Tokar and Sorenson are teammates on the 2010 NCAC Champion Little Giant football team and Tokar, and economics major, won the Indianapolis Association of Wabash Men Athlete Award in April. Sorenson, who recently returned from presenting his research with Professor Lon Porter to the American Chemistry Society Annual Meeting in San Francisco, plans to study medicine.

Following the awards presentation, Dean Phillips spoke to seniors, urging them to “hear your Wabash education as a summons.

“Listen intently for the peal of Caleb Mills’ bell as President White rings you out, the sound that called you into the College four years ago and now beckons you away as Wabash gentlemen not just to a career of meaningful work, but also to a vocation of highest responsibility.”

Phillips reminded seniors that their Wabash success was not accomplished by them alone, but “through the labor and commitment of others: a parent, grandparent, scholarship donor, alumnus, guidance counselor, admissions counselor, coach, faculty member, fraternity brother, and those many unnamed persons who have worked behind the scenes tirelessly, day in and day out.” In that spirit, Phillips asked the staff of the College food service to step out from the food preparation area and stand, and students and faculty thanked them with a round of applause.

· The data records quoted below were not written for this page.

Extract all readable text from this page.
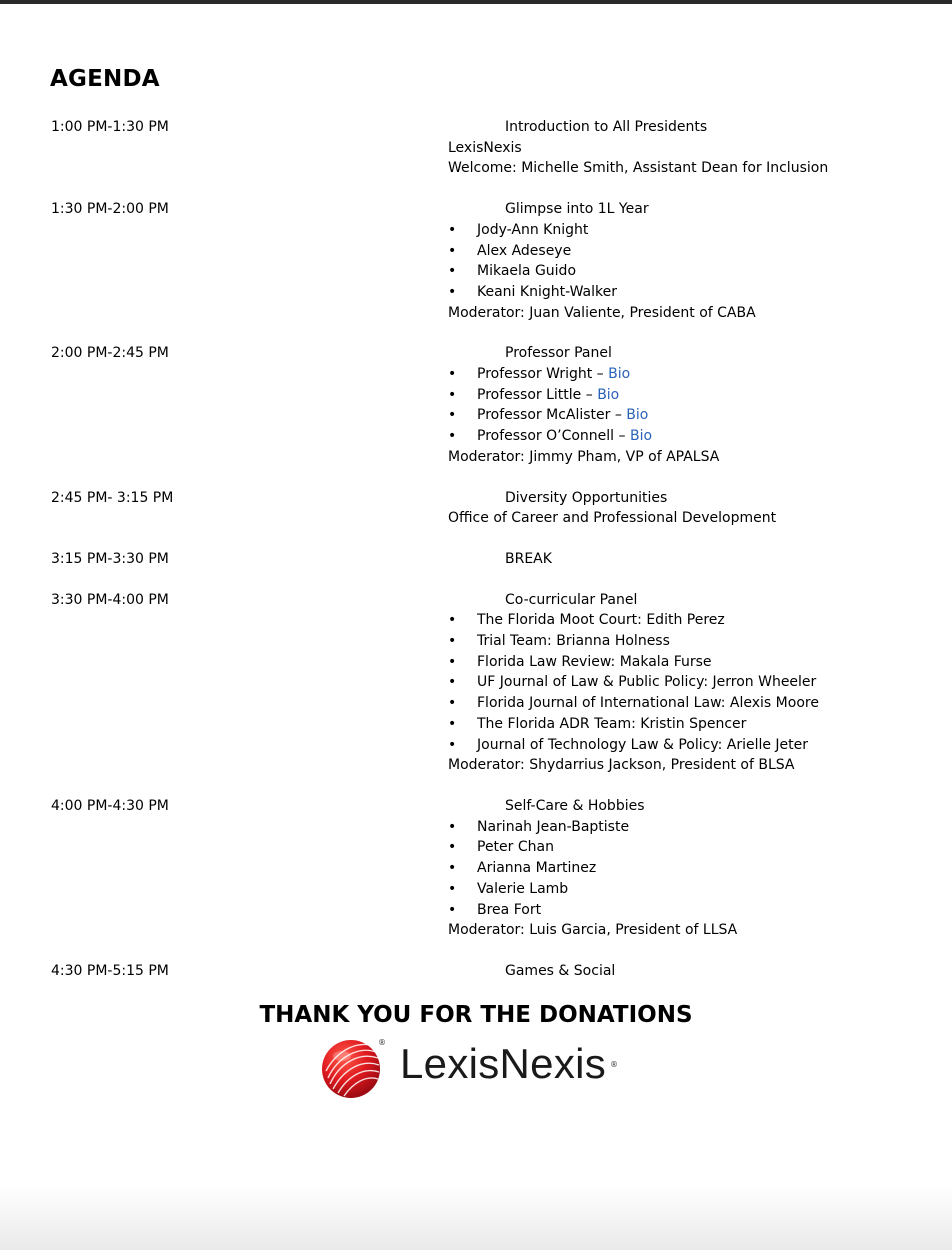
AGENDA
1:00 PM-1:30 PM	Introduction to All Presidents
LexisNexis
Welcome: Michelle Smith, Assistant Dean for Inclusion
1:30 PM-2:00 PM	Glimpse into 1L Year
• Jody-Ann Knight
• Alex Adeseye
• Mikaela Guido
• Keani Knight-Walker
Moderator: Juan Valiente, President of CABA
2:00 PM-2:45 PM	Professor Panel
• Professor Wright – Bio
• Professor Little – Bio
• Professor McAlister – Bio
• Professor O’Connell – Bio
Moderator: Jimmy Pham, VP of APALSA
2:45 PM- 3:15 PM	Diversity Opportunities
Office of Career and Professional Development
3:15 PM-3:30 PM	BREAK
3:30 PM-4:00 PM	Co-curricular Panel
• The Florida Moot Court: Edith Perez
• Trial Team: Brianna Holness
• Florida Law Review: Makala Furse
• UF Journal of Law & Public Policy: Jerron Wheeler
• Florida Journal of International Law: Alexis Moore
• The Florida ADR Team: Kristin Spencer
• Journal of Technology Law & Policy: Arielle Jeter
Moderator: Shydarrius Jackson, President of BLSA
4:00 PM-4:30 PM	Self-Care & Hobbies
• Narinah Jean-Baptiste
• Peter Chan
• Arianna Martinez
• Valerie Lamb
• Brea Fort
Moderator: Luis Garcia, President of LLSA
4:30 PM-5:15 PM	Games & Social
THANK YOU FOR THE DONATIONS
® LexisNexis ®
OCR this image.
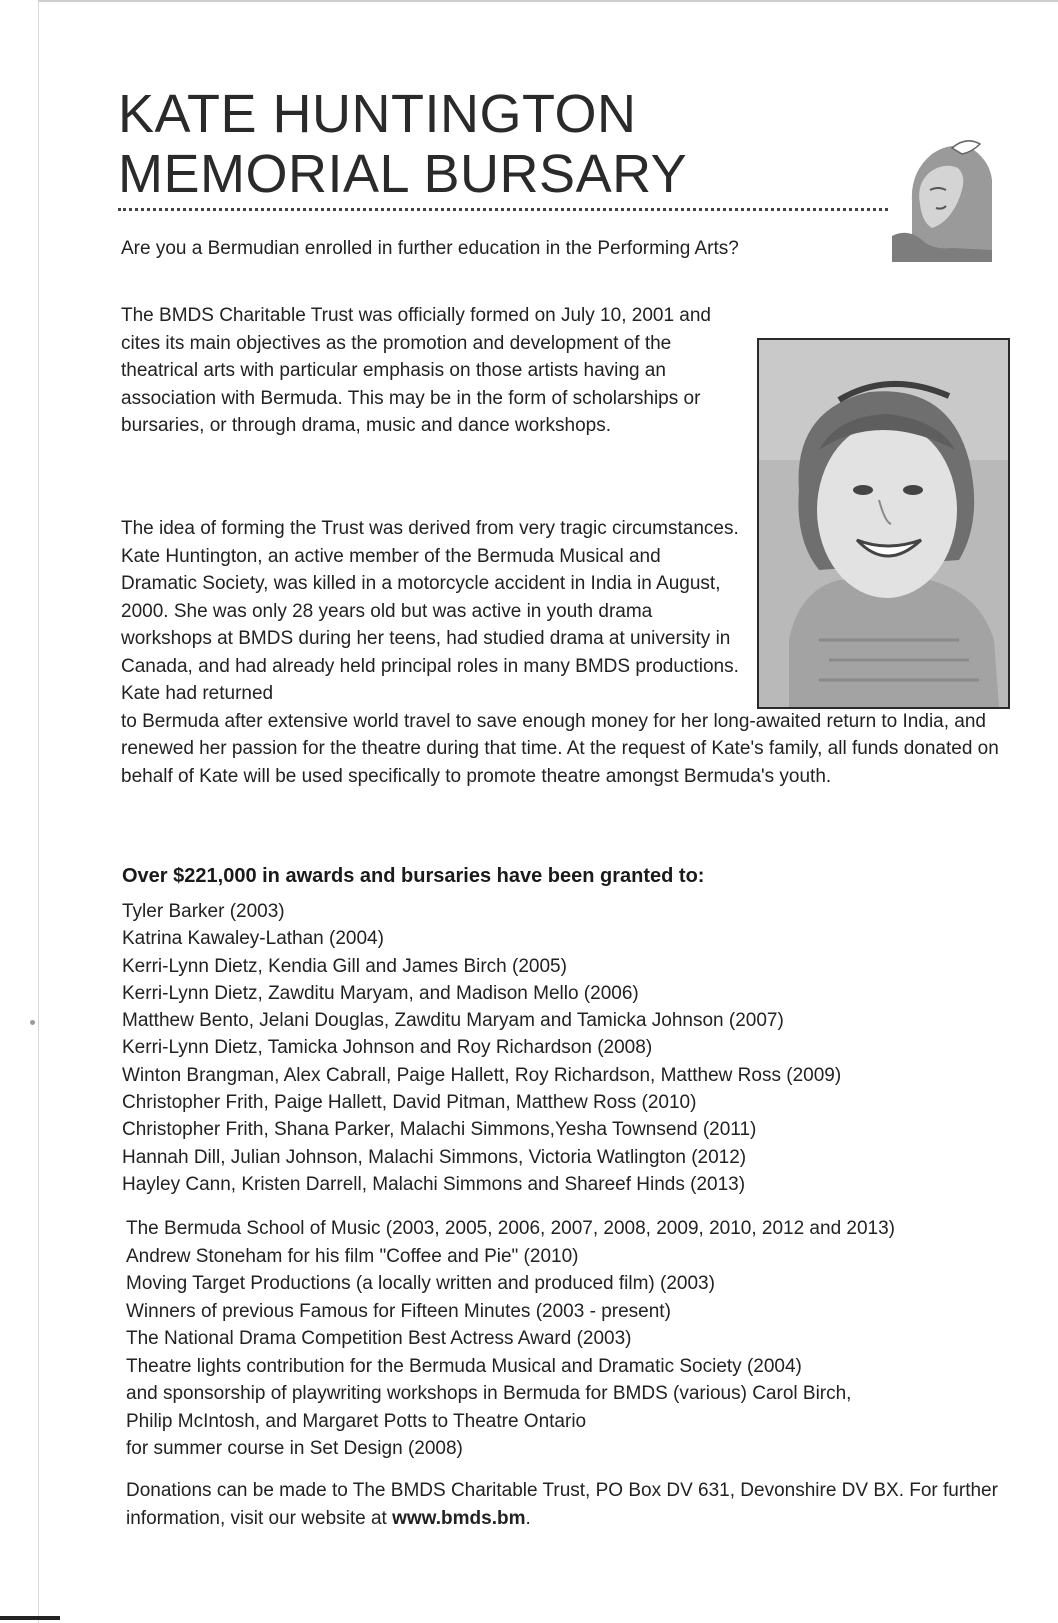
KATE HUNTINGTON
MEMORIAL BURSARY

Are you a Bermudian enrolled in further education in the Performing Arts?

The BMDS Charitable Trust was officially formed on July 10, 2001 and cites its main objectives as the promotion and development of the theatrical arts with particular emphasis on those artists having an association with Bermuda. This may be in the form of scholarships or bursaries, or through drama, music and dance workshops.

The idea of forming the Trust was derived from very tragic circumstances. Kate Huntington, an active member of the Bermuda Musical and Dramatic Society, was killed in a motorcycle accident in India in August, 2000. She was only 28 years old but was active in youth drama workshops at BMDS during her teens, had studied drama at university in Canada, and had already held principal roles in many BMDS productions. Kate had returned
to Bermuda after extensive world travel to save enough money for her long-awaited return to India, and renewed her passion for the theatre during that time. At the request of Kate's family, all funds donated on behalf of Kate will be used specifically to promote theatre amongst Bermuda's youth.

Over $221,000 in awards and bursaries have been granted to:

Tyler Barker (2003)
Katrina Kawaley-Lathan (2004)
Kerri-Lynn Dietz, Kendia Gill and James Birch (2005)
Kerri-Lynn Dietz, Zawditu Maryam, and Madison Mello (2006)
Matthew Bento, Jelani Douglas, Zawditu Maryam and Tamicka Johnson (2007)
Kerri-Lynn Dietz, Tamicka Johnson and Roy Richardson (2008)
Winton Brangman, Alex Cabrall, Paige Hallett, Roy Richardson, Matthew Ross (2009)
Christopher Frith, Paige Hallett, David Pitman, Matthew Ross (2010)
Christopher Frith, Shana Parker, Malachi Simmons,Yesha Townsend (2011)
Hannah Dill, Julian Johnson, Malachi Simmons, Victoria Watlington (2012)
Hayley Cann, Kristen Darrell, Malachi Simmons and Shareef Hinds (2013)
The Bermuda School of Music (2003, 2005, 2006, 2007, 2008, 2009, 2010, 2012 and 2013)
Andrew Stoneham for his film "Coffee and Pie" (2010)
Moving Target Productions (a locally written and produced film) (2003)
Winners of previous Famous for Fifteen Minutes (2003 - present)
The National Drama Competition Best Actress Award (2003)
Theatre lights contribution for the Bermuda Musical and Dramatic Society (2004)
and sponsorship of playwriting workshops in Bermuda for BMDS (various) Carol Birch,
Philip McIntosh, and Margaret Potts to Theatre Ontario
for summer course in Set Design (2008)

Donations can be made to The BMDS Charitable Trust, PO Box DV 631, Devonshire DV BX. For further information, visit our website at www.bmds.bm.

Phillips quoted Ralph Waldo Emerson: “Each man has his own vocation; his talent is his call. There is one directions in which all space is open to him.”

“I ask you today to listen and to think about what is the one direction where space is now open to you,” Phillips said. “What talent calls you?

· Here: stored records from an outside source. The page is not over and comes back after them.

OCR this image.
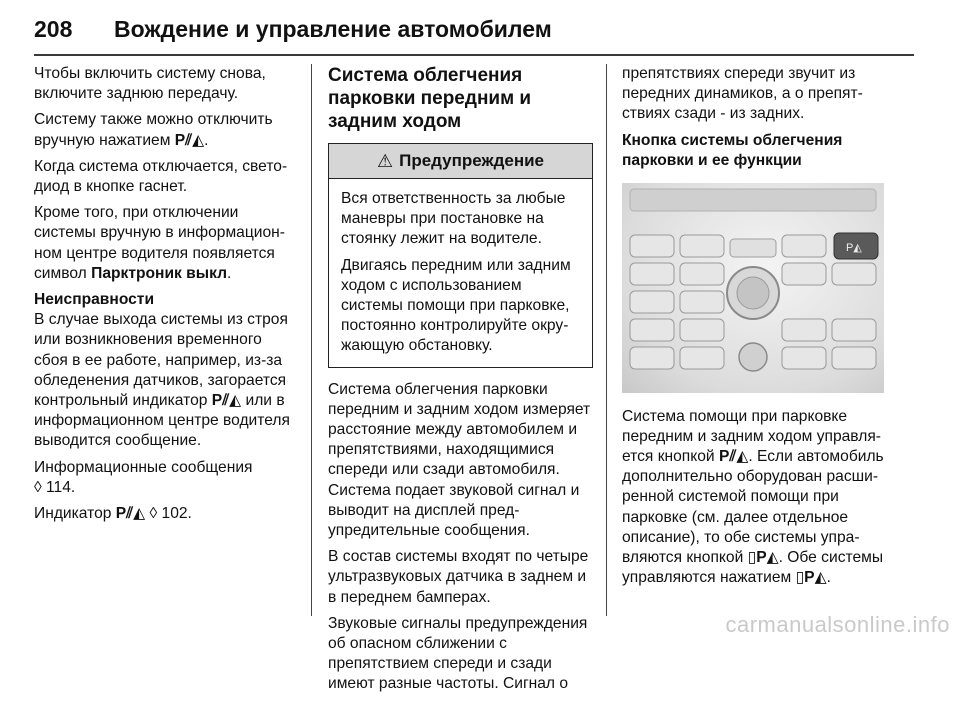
208 Вождение и управление автомобилем

Чтобы включить систему снова, включите заднюю передачу.

Систему также можно отключить вручную нажатием P⫽◭.

Когда система отключается, светодиод в кнопке гаснет.

Кроме того, при отключении системы вручную в информационном центре водителя появляется символ Парктроник выкл.

Неисправности

В случае выхода системы из строя или возникновения временного сбоя в ее работе, например, из-за обледенения датчиков, загорается контрольный индикатор P⫽◭ или в информационном центре водителя выводится сообщение.

Информационные сообщения
◊ 114.

Индикатор P⫽◭ ◊ 102.

Система облегчения парковки передним и задним ходом
⚠ Предупреждение

Вся ответственность за любые маневры при постановке на стоянку лежит на водителе.

Двигаясь передним или задним ходом с использованием системы помощи при парковке, постоянно контролируйте окружающую обстановку.

Система облегчения парковки передним и задним ходом измеряет расстояние между автомобилем и препятствиями, находящимися спереди или сзади автомобиля. Система подает звуковой сигнал и выводит на дисплей предупредительные сообщения.

В состав системы входят по четыре ультразвуковых датчика в заднем и в переднем бамперах.

Звуковые сигналы предупреждения об опасном сближении с препятствием спереди и сзади имеют разные частоты. Сигнал о

препятствиях спереди звучит из передних динамиков, а о препятствиях сзади - из задних.

Кнопка системы облегчения парковки и ее функции
P◭

Система помощи при парковке передним и задним ходом управляется кнопкой P⫽◭. Если автомобиль дополнительно оборудован расширенной системой помощи при парковке (см. далее отдельное описание), то обе системы управляются кнопкой ▯P◭. Обе системы управляются нажатием ▯P◭.

carmanualsonline.info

“A job is what you do to make a living; and a vocation is what you do to make a life. A job is what you do to bring home the bacon; and a vocation, in the words of Parker Palmer, is ‘where your deep gladness and the world’s deep hunger meet.’

“Wabash has taught you quantitative reasoning, so now let your life add up to something more than yourself,” Phillips concluded. “Wabash has proudly taught you to be articulate, so let your life speak. Wabash has taught you to listen, so let your liberal arts learning speak.”

In photos: Skip Tokar, Dean of Students Mike Raters, and Chad Sorenson; Jonathan O'Donnell walks to the podium to accept the John Maurice Butler Prize.